Como escolher seu produto

Círculo de creme branco espalhado sobre superfície de pedra.

Antes de escolher qualquer coisa

Cosmético é produto de uso externo. Ele age na superfície da pele: limpa, perfuma, muda a aparência, protege, mantém em bom estado. Isso é bastante — e é tudo. Cosmético não corrige o que está acontecendo por baixo, não resolve condição de saúde e não substitui consulta.

Guardar essa fronteira é o que torna a escolha fácil, porque ela elimina de uma vez a pergunta impossível (“qual produto resolve minha pele?”) e deixa a pergunta respondível: qual sensação e qual aparência eu quero mudar, e o que na superfície entrega isso?

Passo 1 — descobrir com que pele você está lidando

Não dá para escolher bem sem saber isso, e a maioria das pessoas erra o próprio tipo porque avalia a pele no fim do dia, depois de sol, maquiagem e produto. O teste honesto é sem nada por cima.

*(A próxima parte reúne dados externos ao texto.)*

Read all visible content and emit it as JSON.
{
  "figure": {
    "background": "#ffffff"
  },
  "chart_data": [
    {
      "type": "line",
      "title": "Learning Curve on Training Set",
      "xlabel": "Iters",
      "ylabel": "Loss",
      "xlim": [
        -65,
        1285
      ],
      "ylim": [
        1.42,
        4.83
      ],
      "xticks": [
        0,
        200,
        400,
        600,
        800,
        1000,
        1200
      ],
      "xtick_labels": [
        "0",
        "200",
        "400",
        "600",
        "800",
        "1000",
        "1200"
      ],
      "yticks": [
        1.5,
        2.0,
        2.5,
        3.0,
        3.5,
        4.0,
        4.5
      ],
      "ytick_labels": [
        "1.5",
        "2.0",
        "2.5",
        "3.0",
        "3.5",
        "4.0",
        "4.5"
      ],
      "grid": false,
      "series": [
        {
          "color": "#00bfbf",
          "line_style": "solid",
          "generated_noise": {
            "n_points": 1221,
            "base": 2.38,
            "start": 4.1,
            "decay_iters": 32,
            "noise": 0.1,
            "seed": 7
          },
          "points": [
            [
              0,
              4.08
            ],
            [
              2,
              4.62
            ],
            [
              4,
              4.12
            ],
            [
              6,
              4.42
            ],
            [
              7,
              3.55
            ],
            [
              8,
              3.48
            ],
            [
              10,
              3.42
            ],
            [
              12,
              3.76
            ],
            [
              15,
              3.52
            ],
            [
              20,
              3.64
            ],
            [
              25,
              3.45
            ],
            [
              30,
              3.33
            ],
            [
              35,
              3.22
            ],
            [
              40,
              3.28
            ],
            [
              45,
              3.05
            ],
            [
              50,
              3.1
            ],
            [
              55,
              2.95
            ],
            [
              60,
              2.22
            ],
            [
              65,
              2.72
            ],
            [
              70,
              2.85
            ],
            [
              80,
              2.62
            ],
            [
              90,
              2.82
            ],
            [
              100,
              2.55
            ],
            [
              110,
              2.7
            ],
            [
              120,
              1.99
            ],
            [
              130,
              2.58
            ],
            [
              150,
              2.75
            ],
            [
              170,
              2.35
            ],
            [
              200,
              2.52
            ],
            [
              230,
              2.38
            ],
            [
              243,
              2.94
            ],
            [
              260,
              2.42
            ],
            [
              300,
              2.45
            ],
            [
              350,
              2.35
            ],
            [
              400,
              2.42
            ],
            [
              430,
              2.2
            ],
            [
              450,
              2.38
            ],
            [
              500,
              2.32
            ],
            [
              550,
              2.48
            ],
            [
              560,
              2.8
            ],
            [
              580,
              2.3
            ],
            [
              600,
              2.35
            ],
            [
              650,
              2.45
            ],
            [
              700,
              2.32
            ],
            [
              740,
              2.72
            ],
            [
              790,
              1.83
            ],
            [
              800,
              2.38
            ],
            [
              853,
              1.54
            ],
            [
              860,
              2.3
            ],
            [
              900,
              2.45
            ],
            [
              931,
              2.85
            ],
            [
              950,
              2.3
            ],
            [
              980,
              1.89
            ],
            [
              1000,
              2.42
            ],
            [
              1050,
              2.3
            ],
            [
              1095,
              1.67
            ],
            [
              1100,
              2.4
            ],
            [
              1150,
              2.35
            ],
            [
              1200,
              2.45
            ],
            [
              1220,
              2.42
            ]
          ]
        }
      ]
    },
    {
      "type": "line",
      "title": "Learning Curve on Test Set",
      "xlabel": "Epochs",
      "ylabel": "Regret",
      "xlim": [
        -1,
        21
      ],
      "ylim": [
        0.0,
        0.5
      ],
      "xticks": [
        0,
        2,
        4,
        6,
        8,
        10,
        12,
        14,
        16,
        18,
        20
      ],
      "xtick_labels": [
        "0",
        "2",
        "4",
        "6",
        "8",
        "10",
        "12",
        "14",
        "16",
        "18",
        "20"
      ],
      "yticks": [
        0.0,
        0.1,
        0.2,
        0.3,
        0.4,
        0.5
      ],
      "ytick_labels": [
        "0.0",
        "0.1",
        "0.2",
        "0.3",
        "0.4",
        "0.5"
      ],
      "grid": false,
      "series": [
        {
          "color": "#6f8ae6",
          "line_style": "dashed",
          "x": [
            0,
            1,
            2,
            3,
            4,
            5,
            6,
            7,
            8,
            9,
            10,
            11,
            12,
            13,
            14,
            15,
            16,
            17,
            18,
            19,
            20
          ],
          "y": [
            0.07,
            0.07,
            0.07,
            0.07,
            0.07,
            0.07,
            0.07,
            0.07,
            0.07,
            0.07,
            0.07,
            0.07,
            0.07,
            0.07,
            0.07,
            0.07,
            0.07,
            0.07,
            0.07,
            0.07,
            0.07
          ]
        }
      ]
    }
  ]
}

O teste da lavagem. Lave o rosto com um sabonete suave, seque sem esfregar e não passe nada. Espere de vinte a trinta minutos — sem espelho, sem tocar. Depois observe:

  • repuxa por todo o rosto, e a pele parece fina e sem elasticidade ao toque → você está lidando com pele seca;
  • voltou brilho na testa, no nariz e no queixo, e o resto está confortável → mista;
  • voltou brilho em quase tudo → oleosa;
  • não brilha, mas repuxa e o toque é áspero, com aspecto opaco → provavelmente desidratada, e isso é outra coisa;
  • ardeu ou avermelhou só de lavar → o assunto principal é sensibilidade, e ele vem antes de qualquer outro.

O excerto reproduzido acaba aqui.